= Edmond Butler of Killoshulan =

Edmond Butler of Killoshulan, Duiske, County Kilkenny (died 12 July 1691) was the youngest son of Piers Butler of Duiske and Margaret Netterville, daughter of Nicholas Netterville, 1st Viscount Netterville. His grandfather was Edward Butler, 1st Viscount Galmoye. Killoshulan is a townland in the barony of Crannagh, County Kilkenny.

==Marriage and issue==
He married Catherine Crispe, daughter of Nicholas Crispe, circa 1657. Their children were:
- Piers Butler (d. Jan 1716/17)
- Richard Butler

==Career and succession==
Butler gained the rank of Major in 1689 in the service of the Colonel Edward Butler's Regiment of Horse which was in the army of King James II of England. He fought in the Battle of Aughrim and was killed in action.
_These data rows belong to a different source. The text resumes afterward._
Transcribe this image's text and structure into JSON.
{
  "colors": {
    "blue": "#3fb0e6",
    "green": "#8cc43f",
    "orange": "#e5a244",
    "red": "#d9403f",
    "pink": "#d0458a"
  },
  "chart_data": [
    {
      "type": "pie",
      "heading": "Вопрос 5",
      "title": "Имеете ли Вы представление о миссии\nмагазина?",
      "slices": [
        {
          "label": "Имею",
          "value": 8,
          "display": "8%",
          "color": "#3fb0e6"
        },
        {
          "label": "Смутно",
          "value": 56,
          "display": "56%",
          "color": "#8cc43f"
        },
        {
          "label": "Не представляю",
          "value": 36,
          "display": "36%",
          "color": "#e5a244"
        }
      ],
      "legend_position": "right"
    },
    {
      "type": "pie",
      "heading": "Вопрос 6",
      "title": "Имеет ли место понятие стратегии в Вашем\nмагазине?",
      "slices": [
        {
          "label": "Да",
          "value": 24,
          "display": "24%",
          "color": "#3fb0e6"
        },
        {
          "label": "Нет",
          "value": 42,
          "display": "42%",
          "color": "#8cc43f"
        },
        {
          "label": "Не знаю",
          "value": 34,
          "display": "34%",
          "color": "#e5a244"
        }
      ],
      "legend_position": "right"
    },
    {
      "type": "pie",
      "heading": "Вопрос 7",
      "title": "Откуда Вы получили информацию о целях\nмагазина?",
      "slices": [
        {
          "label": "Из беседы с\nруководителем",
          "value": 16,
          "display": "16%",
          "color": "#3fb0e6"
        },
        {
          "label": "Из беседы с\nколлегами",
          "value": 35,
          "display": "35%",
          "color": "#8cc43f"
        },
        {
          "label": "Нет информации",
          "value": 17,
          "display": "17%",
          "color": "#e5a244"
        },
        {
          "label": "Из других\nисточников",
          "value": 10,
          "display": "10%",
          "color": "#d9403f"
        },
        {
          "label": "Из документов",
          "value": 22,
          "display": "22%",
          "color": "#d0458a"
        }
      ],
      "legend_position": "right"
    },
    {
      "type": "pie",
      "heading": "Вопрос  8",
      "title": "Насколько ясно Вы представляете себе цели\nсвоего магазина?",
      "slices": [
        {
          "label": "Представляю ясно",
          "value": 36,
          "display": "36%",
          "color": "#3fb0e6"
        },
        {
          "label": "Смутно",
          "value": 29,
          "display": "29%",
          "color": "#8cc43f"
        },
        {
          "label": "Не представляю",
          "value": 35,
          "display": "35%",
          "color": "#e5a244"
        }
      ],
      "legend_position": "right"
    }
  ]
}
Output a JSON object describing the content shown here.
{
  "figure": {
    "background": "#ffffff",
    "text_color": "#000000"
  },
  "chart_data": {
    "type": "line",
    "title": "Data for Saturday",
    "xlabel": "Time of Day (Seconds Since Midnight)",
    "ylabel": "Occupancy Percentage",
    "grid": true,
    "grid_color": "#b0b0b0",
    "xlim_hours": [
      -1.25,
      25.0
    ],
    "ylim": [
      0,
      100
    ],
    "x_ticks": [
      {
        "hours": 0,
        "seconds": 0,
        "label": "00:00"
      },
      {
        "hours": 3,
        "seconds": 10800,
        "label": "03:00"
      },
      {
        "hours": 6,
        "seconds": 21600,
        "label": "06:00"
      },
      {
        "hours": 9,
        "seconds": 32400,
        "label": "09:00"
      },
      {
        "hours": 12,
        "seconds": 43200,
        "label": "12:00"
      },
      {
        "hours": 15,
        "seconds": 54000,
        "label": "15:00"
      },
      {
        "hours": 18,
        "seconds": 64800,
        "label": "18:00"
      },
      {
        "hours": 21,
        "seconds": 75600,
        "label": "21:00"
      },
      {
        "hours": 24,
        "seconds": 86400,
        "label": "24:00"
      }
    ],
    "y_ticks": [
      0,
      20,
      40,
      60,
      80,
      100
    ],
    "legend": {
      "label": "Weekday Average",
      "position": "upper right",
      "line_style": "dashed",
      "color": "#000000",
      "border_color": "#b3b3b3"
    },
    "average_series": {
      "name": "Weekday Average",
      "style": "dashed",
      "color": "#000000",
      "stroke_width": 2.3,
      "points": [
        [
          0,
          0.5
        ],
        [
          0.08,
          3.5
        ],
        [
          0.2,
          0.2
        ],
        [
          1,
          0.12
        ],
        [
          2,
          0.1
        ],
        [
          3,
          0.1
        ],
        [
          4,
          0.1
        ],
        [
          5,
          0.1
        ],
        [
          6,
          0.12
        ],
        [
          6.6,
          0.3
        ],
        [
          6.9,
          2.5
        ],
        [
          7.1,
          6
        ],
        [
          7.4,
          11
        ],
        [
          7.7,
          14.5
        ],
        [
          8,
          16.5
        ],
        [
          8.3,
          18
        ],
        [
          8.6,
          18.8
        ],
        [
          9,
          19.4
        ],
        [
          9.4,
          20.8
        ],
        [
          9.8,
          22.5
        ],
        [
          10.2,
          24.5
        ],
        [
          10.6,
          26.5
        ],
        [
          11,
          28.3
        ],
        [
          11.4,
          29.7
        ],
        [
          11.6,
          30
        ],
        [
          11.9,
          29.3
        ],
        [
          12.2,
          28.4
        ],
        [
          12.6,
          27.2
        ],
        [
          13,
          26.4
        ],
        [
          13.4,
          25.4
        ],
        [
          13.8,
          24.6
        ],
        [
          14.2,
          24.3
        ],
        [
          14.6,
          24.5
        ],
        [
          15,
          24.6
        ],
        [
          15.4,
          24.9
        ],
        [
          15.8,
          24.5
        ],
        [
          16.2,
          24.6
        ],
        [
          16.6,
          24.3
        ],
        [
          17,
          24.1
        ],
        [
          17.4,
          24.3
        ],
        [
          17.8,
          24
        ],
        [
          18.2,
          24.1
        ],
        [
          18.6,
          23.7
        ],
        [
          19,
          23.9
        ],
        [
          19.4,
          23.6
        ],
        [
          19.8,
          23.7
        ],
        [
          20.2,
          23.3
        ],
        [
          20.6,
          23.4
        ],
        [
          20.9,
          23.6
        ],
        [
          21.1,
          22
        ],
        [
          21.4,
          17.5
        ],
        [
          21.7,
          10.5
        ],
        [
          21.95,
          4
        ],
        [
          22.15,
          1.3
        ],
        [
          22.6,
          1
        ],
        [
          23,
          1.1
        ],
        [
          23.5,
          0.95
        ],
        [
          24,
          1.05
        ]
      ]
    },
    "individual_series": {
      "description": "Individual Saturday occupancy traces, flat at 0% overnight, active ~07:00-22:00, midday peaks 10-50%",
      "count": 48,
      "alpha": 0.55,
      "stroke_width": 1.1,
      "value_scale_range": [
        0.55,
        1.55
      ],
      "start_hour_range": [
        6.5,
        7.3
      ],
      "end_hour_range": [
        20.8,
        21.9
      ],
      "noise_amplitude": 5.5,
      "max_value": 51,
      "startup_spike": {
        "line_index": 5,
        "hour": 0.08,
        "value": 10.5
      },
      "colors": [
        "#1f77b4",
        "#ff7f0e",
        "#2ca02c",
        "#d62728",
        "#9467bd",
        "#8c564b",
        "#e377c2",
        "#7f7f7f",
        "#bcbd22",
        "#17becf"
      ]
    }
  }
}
Edmond's elder brother Edward succeeded their grandfather as Viscount Galmoye in 1653. Edward's son, the 3rd Viscount, was attainted in 1697 as a Jacobite. In 1826, when Edward's male line became extinct, Edmond's great-great-great-grandson, Garret Butler, petitioned for the viscountcy and the reversal of the attainder. The Attorney-General for Ireland and Solicitor-General for Ireland (Henry Joy and John Doherty) issued an opinion in 1828 that he would be entitled as senior male heir to the viscountcy if the attainder were reversed, but that would require an Act of Parliament. Garret Butler adopted the style Viscount Galmoy despite the lack of such an act.